En El factor Borges resumís a Cortázar en la imagen de su cigarrillo, sus guayaberas y su eterno aire adolescente, a Bioy por los blazers y la pecas sonrientes. ¿Cómo pensás que te van a ver a vos, estés o no de acuerdo con esa imagen?
–Como un escritor denso, serio y deportivo. Porque hay una idea de que los cuerpos de los escritores están deformados por la laboriosidad de escribir y como yo jugué al tenis de jovencito, por ahí eso me salvó de ser jorobado. Otra cosa que me identifica de modo raro, no sé si bien o mal, es el hecho de que hace casi treinta años vengo teniendo una intervención rara en los medios. Soy alguien que, por un lado, milita con cierto entusiasmo en lo específico de la literatura y, por el otro lado, flota más o menos alegremente en un mundo donde si hay algo que no existe es el espesor. Cuando empecé en 1984 no sólo no había escritores en la tele sino tampoco jóvenes, el más joven en esa época era Repetto. En ese momento meterse en la tele era como pisar arena movediza, yo mismo estaba en pie de guerra y, socialmente, era como venderse.
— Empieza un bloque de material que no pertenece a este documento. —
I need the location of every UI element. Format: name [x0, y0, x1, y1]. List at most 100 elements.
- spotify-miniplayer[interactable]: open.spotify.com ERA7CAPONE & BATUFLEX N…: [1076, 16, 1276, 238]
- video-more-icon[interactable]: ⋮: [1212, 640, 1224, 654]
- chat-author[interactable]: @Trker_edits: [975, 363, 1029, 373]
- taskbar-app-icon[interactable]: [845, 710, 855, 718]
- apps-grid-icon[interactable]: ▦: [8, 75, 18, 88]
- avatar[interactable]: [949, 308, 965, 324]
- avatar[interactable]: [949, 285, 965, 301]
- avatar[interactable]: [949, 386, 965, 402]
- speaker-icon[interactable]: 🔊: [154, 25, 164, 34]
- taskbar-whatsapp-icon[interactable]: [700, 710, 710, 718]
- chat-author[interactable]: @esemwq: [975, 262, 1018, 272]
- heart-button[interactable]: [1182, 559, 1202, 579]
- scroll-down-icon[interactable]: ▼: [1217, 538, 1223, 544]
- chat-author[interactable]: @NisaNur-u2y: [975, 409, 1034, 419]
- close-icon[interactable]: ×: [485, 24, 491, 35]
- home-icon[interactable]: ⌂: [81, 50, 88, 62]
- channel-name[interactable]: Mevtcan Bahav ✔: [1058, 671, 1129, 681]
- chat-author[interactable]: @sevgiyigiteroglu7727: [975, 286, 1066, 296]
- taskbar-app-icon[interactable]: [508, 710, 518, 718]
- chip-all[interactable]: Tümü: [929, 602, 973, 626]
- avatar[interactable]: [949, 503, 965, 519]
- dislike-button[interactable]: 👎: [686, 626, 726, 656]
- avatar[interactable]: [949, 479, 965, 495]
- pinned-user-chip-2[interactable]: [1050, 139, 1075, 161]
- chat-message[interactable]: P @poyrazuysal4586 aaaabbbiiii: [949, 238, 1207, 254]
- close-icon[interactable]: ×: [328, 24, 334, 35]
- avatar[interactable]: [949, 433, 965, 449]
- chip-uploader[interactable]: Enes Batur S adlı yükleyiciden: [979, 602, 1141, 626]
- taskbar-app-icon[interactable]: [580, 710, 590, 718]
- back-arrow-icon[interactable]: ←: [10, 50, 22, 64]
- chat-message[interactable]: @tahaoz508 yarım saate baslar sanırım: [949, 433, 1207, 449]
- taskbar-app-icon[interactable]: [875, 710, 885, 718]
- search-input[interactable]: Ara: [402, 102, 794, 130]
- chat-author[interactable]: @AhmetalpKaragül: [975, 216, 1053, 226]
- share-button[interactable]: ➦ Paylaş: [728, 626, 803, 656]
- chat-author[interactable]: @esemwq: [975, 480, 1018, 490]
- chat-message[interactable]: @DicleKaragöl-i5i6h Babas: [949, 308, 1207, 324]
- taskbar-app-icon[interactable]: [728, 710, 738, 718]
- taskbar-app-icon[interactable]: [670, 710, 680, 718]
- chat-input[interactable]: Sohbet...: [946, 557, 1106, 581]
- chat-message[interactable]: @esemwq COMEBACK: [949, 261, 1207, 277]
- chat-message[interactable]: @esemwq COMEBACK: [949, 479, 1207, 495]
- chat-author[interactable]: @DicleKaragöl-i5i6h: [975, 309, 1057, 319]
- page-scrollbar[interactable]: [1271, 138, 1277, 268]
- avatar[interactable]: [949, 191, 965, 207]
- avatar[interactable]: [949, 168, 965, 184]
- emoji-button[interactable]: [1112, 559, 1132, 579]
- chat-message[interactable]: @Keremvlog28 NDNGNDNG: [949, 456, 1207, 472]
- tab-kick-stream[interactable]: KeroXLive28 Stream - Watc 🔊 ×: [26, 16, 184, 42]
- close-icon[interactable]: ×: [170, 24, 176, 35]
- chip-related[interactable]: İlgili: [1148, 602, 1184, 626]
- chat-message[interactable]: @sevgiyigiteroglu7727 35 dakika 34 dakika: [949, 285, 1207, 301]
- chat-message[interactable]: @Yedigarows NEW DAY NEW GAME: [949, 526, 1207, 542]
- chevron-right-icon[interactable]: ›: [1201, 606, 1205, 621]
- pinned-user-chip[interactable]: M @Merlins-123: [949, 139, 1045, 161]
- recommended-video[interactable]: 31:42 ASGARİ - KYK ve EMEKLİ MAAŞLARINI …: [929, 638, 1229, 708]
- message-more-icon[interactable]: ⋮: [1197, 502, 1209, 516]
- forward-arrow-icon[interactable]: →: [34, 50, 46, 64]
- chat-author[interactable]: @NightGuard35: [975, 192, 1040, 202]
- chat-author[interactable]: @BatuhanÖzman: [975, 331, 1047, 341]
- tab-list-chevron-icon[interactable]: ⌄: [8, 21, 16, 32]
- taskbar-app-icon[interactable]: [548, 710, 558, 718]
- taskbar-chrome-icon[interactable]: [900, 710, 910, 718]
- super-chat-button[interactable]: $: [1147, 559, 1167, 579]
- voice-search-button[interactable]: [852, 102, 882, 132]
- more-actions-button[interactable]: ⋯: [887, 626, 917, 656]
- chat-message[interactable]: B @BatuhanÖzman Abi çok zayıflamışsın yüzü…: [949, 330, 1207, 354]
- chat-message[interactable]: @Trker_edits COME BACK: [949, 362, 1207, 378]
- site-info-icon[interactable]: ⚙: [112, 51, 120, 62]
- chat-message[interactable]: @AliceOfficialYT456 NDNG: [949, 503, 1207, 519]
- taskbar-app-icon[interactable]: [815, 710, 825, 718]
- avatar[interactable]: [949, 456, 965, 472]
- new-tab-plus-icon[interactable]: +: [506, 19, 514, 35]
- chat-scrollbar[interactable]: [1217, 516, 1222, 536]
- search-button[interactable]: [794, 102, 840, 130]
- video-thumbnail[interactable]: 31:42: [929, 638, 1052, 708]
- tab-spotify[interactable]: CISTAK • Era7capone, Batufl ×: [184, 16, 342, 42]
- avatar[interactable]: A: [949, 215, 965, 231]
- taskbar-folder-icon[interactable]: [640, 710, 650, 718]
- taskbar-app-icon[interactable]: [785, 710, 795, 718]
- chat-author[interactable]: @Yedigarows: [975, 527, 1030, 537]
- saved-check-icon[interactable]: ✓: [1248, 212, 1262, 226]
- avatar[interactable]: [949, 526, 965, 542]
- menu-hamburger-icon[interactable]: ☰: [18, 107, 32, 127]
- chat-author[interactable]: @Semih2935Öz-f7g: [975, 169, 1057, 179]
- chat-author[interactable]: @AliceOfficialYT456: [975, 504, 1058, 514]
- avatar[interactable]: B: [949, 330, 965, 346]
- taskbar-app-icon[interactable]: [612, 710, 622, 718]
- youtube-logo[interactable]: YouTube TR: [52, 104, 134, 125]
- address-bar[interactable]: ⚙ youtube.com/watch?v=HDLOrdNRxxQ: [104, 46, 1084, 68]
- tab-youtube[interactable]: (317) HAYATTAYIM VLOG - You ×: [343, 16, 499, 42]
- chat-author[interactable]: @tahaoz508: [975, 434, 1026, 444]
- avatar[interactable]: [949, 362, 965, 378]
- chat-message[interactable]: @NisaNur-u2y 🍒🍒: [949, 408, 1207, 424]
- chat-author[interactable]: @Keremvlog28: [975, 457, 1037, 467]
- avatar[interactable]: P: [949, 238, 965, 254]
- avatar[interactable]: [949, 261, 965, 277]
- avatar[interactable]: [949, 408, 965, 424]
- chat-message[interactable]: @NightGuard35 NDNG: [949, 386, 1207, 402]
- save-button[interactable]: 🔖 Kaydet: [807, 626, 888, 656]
Esa doble identidad es algo relativamente raro.
Acaso esa extraña característica se acreciente con la actuación de Alan Pauls en Medianeras, largometraje de Gustavo Taretto en el que actúan, además, Carla Peterson y Mariana Fabbiani, entre otros. “Hice una cosa muy chiquita, pero me interesó: hago una especie de ex novio celoso, me sentí como un extra mirado con cierto interés. Debo decir que, en rigor, ya había debutado en cine: hace muchos años hice de piloto de avión en 1000 boomerangs, la primera película de Mariano Galperín y abría la puerta de la catedral de La Plata junto a Rodrigo Fresán en La sonámbula, de Fernando Spiner. Dos papeles impresionantes que fueron injustamente inadvertidos.”